Doubt over Kenny’s Kingsmills files pledge

Enda Kenny (right) promised Kingsmills survivor Alan Black disclosure on security files when they met in 2015
Enda Kenny (right) promised Kingsmills survivor Alan Black disclosure on security files when they met in 2015

The taoiseach’s office has remained silent on whether Enda Kenny will fulfil his promise to the Kingsmills massacre families to release sensitive documents.

The News Letter has asked Mr Kenny whether his promise would be fulfilled before he steps down from office – expected soon after St Patrick’s’ Day – or if it would lapse with his resignation.

Ten Protestant workmen were murdered by the IRA in 1976 as they drove home from work in south Armagh.

Four of the weapons used were recovered in the Republic of Ireland, where the PSNI’s top three suspects served unrelated terms for terrorism.

In Bessbrook in 2015 Mr Kenny told the families that he would invite their coroner to Dublin to view sensitive files on the matter.

Six months after the inquest opened, the News Letter revealed in December that the Irish premier had never extended the invite to the coroner.

Asked what would happen after Mr Kenny’s resignation, the Irish Department of Justice said that the Garda and chief state solicitor are “co-operating” with the coroner as “part of a continuing legal process that has not yet concluded”.

“They continue to work with the Northern Ireland coroner on an ongoing basis to support the inquest to the greatest extent possible in accordance with the law.”

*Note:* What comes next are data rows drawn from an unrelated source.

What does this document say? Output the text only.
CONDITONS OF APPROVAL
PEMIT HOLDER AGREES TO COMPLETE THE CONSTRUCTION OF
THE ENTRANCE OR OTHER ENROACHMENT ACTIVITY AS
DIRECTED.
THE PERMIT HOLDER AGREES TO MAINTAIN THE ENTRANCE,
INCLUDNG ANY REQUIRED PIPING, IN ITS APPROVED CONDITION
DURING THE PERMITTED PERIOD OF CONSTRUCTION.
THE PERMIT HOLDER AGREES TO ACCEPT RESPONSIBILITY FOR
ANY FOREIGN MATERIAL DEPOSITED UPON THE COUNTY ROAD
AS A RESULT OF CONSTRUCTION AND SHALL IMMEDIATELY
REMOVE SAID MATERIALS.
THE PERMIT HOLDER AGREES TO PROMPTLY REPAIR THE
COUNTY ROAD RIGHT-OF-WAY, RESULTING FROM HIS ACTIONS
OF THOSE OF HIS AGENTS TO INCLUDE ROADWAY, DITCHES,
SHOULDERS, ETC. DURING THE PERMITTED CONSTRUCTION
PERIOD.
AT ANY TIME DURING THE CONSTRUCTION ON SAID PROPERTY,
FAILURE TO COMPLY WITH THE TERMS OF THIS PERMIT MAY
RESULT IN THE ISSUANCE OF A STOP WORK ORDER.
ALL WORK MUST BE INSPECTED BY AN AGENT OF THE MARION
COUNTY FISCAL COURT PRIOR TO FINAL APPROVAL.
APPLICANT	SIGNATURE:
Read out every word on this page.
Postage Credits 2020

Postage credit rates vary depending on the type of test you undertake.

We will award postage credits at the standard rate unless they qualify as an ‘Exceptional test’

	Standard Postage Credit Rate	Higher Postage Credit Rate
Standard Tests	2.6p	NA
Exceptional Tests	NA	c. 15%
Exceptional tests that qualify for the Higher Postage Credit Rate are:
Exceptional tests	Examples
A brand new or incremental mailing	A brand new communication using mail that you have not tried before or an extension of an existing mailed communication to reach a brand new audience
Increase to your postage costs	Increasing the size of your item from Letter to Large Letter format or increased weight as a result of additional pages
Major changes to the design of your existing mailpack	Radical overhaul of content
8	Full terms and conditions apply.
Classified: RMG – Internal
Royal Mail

The taoiseach’s office offered no comment, except a duplicate of the same statement from the Department of Justice, but three days later.

Belfast woman and Irish Labour Party senator Mairia Cahill said Mr Kenny is “a man of his word” and that “if any taoiseach makes a commitment then it would be my expectation that the government would uphold this”.

But victims’ campaigner Willie Frazer said the Irish government was “playing games with us”.

“An invite to Dublin was not mentioned in the hearing on February 22 and it formally opens again on March 9. There is simply no time to invite the coroner down before then.”

A coroner’s spokeswoman said he cannot comment on promises made when he was not present, but he continues to liaise with the Garda about sending a witness to give evidence on some materials already disclosed by Dublin.